Load and test an OpenCLIP model for comparison.

In [None]:
openclip_model, _, openclip_preprocess = open_clip.create_model_and_transforms('ViT-B-32', pretrained='laion2b_s34b_b79k')
openclip_model.to(device).eval()
openclip_tokenizer = open_clip.get_tokenizer('ViT-B-32')
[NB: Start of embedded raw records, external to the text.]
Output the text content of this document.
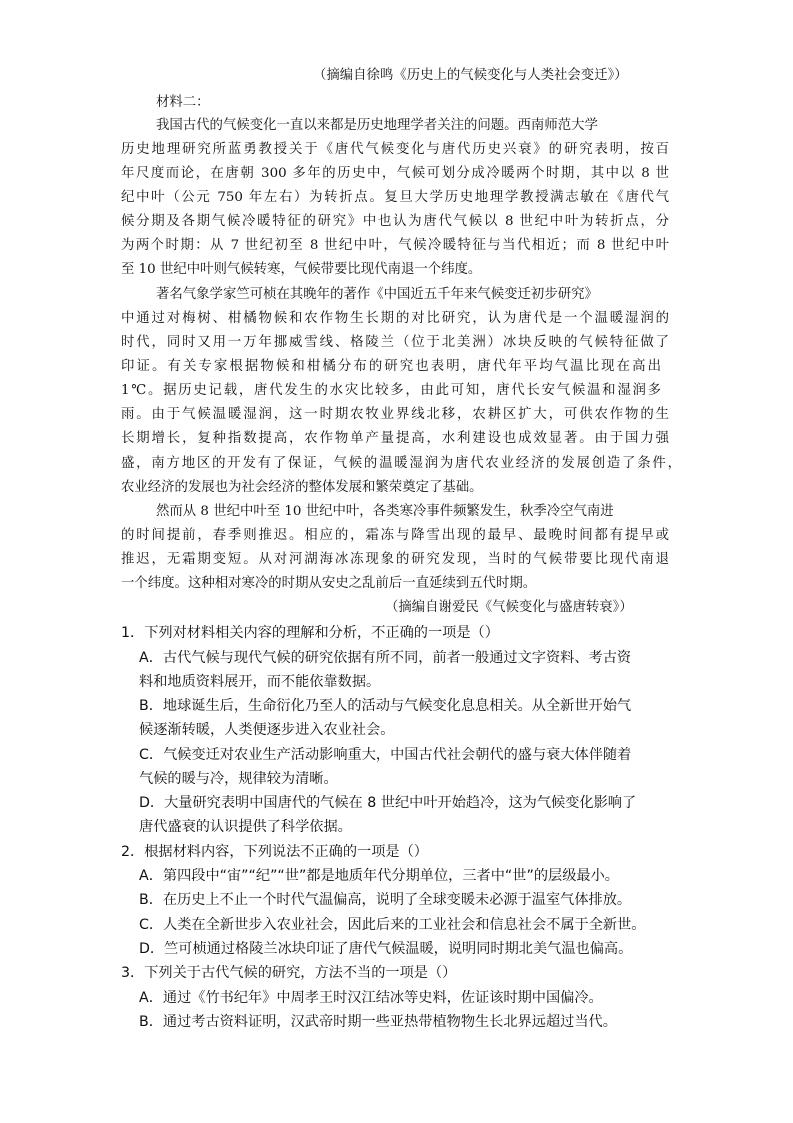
（摘编自徐鸣《历史上的气候变化与人类社会变迁》）
材料二：
我国古代的气候变化一直以来都是历史地理学者关注的问题。西南师范大学
历史地理研究所蓝勇教授关于《唐代气候变化与唐代历史兴衰》的研究表明，按百
年尺度而论，在唐朝 300 多年的历史中，气候可划分成冷暖两个时期，其中以 8 世
纪中叶（公元 750 年左右）为转折点。复旦大学历史地理学教授满志敏在《唐代气
候分期及各期气候冷暖特征的研究》中也认为唐代气候以 8 世纪中叶为转折点，分
为两个时期：从 7 世纪初至 8 世纪中叶，气候冷暖特征与当代相近；而 8 世纪中叶
至 10 世纪中叶则气候转寒，气候带要比现代南退一个纬度。
著名气象学家竺可桢在其晚年的著作《中国近五千年来气候变迁初步研究》
中通过对梅树、柑橘物候和农作物生长期的对比研究，认为唐代是一个温暖湿润的
时代，同时又用一万年挪威雪线、格陵兰（位于北美洲）冰块反映的气候特征做了
印证。有关专家根据物候和柑橘分布的研究也表明，唐代年平均气温比现在高出
1℃。据历史记载，唐代发生的水灾比较多，由此可知，唐代长安气候温和湿润多
雨。由于气候温暖湿润，这一时期农牧业界线北移，农耕区扩大，可供农作物的生
长期增长，复种指数提高，农作物单产量提高，水利建设也成效显著。由于国力强
盛，南方地区的开发有了保证，气候的温暖湿润为唐代农业经济的发展创造了条件，
农业经济的发展也为社会经济的整体发展和繁荣奠定了基础。
然而从 8 世纪中叶至 10 世纪中叶，各类寒冷事件频繁发生，秋季冷空气南进
的时间提前，春季则推迟。相应的，霜冻与降雪出现的最早、最晚时间都有提早或
推迟，无霜期变短。从对河湖海冰冻现象的研究发现，当时的气候带要比现代南退
一个纬度。这种相对寒冷的时期从安史之乱前后一直延续到五代时期。
（摘编自谢爱民《气候变化与盛唐转衰》）
1．下列对材料相关内容的理解和分析，不正确的一项是（）
A．古代气候与现代气候的研究依据有所不同，前者一般通过文字资料、考古资
料和地质资料展开，而不能依靠数据。
B．地球诞生后，生命衍化乃至人的活动与气候变化息息相关。从全新世开始气
候逐渐转暖，人类便逐步进入农业社会。
C．气候变迁对农业生产活动影响重大，中国古代社会朝代的盛与衰大体伴随着
气候的暖与冷，规律较为清晰。
D．大量研究表明中国唐代的气候在 8 世纪中叶开始趋冷，这为气候变化影响了
唐代盛衰的认识提供了科学依据。
2．根据材料内容，下列说法不正确的一项是（）
A．第四段中“宙”“纪”“世”都是地质年代分期单位，三者中“世”的层级最小。
B．在历史上不止一个时代气温偏高，说明了全球变暖未必源于温室气体排放。
C．人类在全新世步入农业社会，因此后来的工业社会和信息社会不属于全新世。
D．竺可桢通过格陵兰冰块印证了唐代气候温暖，说明同时期北美气温也偏高。
3．下列关于古代气候的研究，方法不当的一项是（）
A．通过《竹书纪年》中周孝王时汉江结冰等史料，佐证该时期中国偏冷。
B．通过考古资料证明，汉武帝时期一些亚热带植物物生长北界远超过当代。
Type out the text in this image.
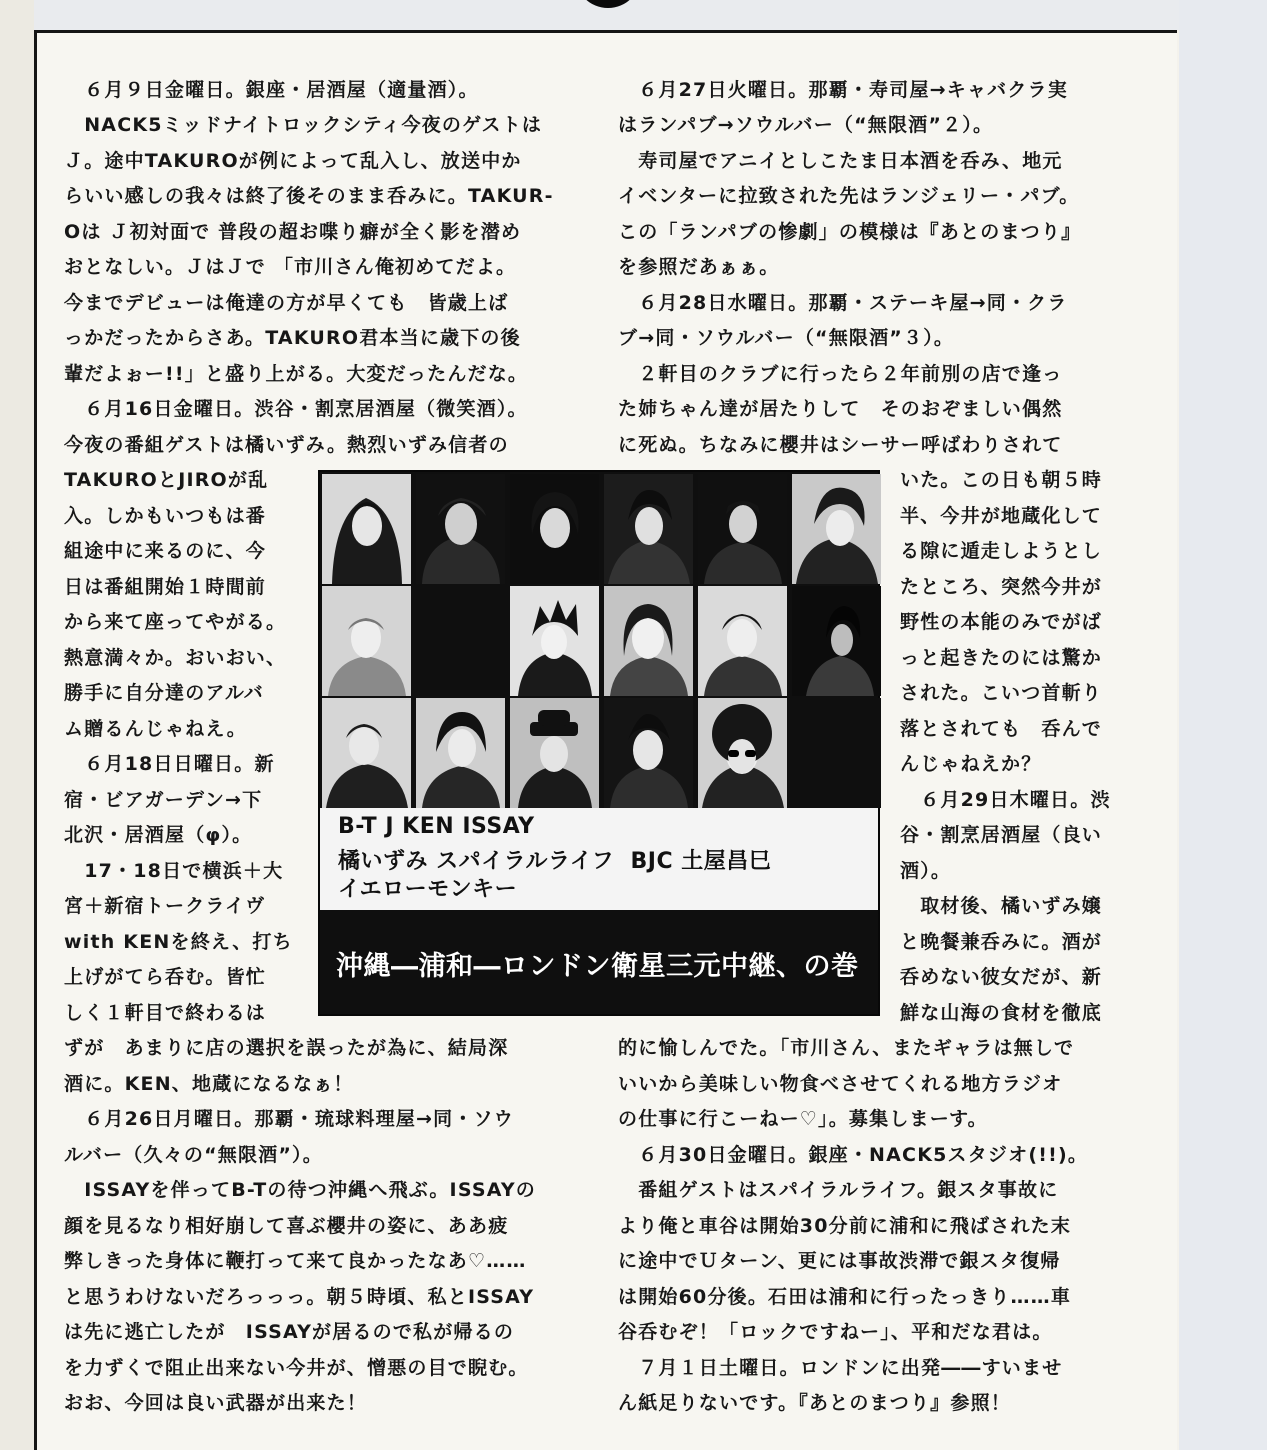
　６月９日金曜日。銀座・居酒屋（適量酒）。

　NACK5ミッドナイトロックシティ今夜のゲストは

Ｊ。途中TAKUROが例によって乱入し、放送中か

らいい感しの我々は終了後そのまま呑みに。TAKUR-

Oは Ｊ初対面で 普段の超お喋り癖が全く影を潜め

おとなしい。ＪはＪで 「市川さん俺初めてだよ。

今までデビューは俺達の方が早くても　皆歳上ば

っかだったからさあ。TAKURO君本当に歳下の後

輩だよぉー!!」と盛り上がる。大変だったんだな。

　６月16日金曜日。渋谷・割烹居酒屋（微笑酒）。

今夜の番組ゲストは橘いずみ。熱烈いずみ信者の

TAKUROとJIROが乱

入。しかもいつもは番

組途中に来るのに、今

日は番組開始１時間前

から来て座ってやがる。

熱意満々か。おいおい、

勝手に自分達のアルバ

ム贈るんじゃねえ。

　６月18日日曜日。新

宿・ビアガーデン→下

北沢・居酒屋（φ）。

　17・18日で横浜＋大

宮＋新宿トークライヴ

with KENを終え、打ち

上げがてら呑む。皆忙

しく１軒目で終わるは

ずが　あまりに店の選択を誤ったが為に、結局深

酒に。KEN、地蔵になるなぁ！

　６月26日月曜日。那覇・琉球料理屋→同・ソウ

ルバー（久々の“無限酒”）。

　ISSAYを伴ってB-Tの待つ沖縄へ飛ぶ。ISSAYの

顔を見るなり相好崩して喜ぶ櫻井の姿に、ああ疲

弊しきった身体に鞭打って来て良かったなあ♡……

と思うわけないだろっっっ。朝５時頃、私とISSAY

は先に逃亡したが　ISSAYが居るので私が帰るの

を力ずくで阻止出来ない今井が、憎悪の目で睨む。

おお、今回は良い武器が出来た！

　６月27日火曜日。那覇・寿司屋→キャバクラ実

はランパブ→ソウルバー（“無限酒”２）。

　寿司屋でアニイとしこたま日本酒を呑み、地元

イベンターに拉致された先はランジェリー・パブ。

この「ランパブの惨劇」の模様は『あとのまつり』

を参照だあぁぁ。

　６月28日水曜日。那覇・ステーキ屋→同・クラ

ブ→同・ソウルバー（“無限酒”３）。

　２軒目のクラブに行ったら２年前別の店で逢っ

た姉ちゃん達が居たりして　そのおぞましい偶然

に死ぬ。ちなみに櫻井はシーサー呼ばわりされて

いた。この日も朝５時

半、今井が地蔵化して

る隙に遁走しようとし

たところ、突然今井が

野性の本能のみでがば

っと起きたのには驚か

された。こいつ首斬り

落とされても　呑んで

んじゃねえか？

　６月29日木曜日。渋

谷・割烹居酒屋（良い

酒）。

　取材後、橘いずみ嬢

と晩餐兼呑みに。酒が

呑めない彼女だが、新

鮮な山海の食材を徹底

的に愉しんでた。「市川さん、またギャラは無しで

いいから美味しい物食べさせてくれる地方ラジオ

の仕事に行こーねー♡」。募集しまーす。

　６月30日金曜日。銀座・NACK5スタジオ(!!)。

　番組ゲストはスパイラルライフ。銀スタ事故に

より俺と車谷は開始30分前に浦和に飛ばされた末

に途中でＵターン、更には事故渋滞で銀スタ復帰

は開始60分後。石田は浦和に行ったっきり……車

谷呑むぞ！「ロックですねー」、平和だな君は。

　７月１日土曜日。ロンドンに出発――すいませ

ん紙足りないです。『あとのまつり』参照！

B-T J KEN ISSAY
橘いずみ スパイラルライフ  BJC 土屋昌巳
イエローモンキー
沖縄―浦和―ロンドン衛星三元中継、の巻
image_url = 'http://farm6.staticflickr.com/5517/9349775899_6a2d58ab9a_z.jpg'

# Download and preprocess
response = requests.get(image_url)
img = Image.open(BytesIO(response.content))
img_preprocessed = openclip_preprocess(img).unsqueeze(0).to(device)

# Display image
plt.imshow(img)
plt.title('Sample Image')
plt.axis('off')
plt.show()

# Text prompts
prompts = ['a cat', 'a dog', 'a car', 'a bird']
text_inputs = openclip_tokenizer([f'a photo of {p}' for p in prompts]).to(device)

# Inference
with torch.no_grad():
    image_features = openclip_model.encode_image(img_preprocessed)
    text_features = openclip_model.encode_text(text_inputs)

    image_features /= image_features.norm(dim=-1, keepdim=True)
    text_features /= text_features.norm(dim=-1, keepdim=True)

    similarity = (100.0 * image_features @ text_features.T).softmax(dim=-1)
    values, indices = similarity[0].topk(len(prompts))

# Results
print('Top Predictions:')
for value, index in zip(values, indices):
    print(f'{prompts[index]:>16s}: {100 * value.item():.2f}%')

# Explanation
# - Image downloaded via URL and preprocessed.
# - Prompts tokenized and encoded.
# - Similarities computed; highest is the prediction.

# 💡 Student Task

1. Classify a custom image URL with your own prompts.
2. Test batch on more challenging image from COCO dataset.
3. Evaluate full CIFAR10.
4. Check out OpenCLIP github repo and try other models.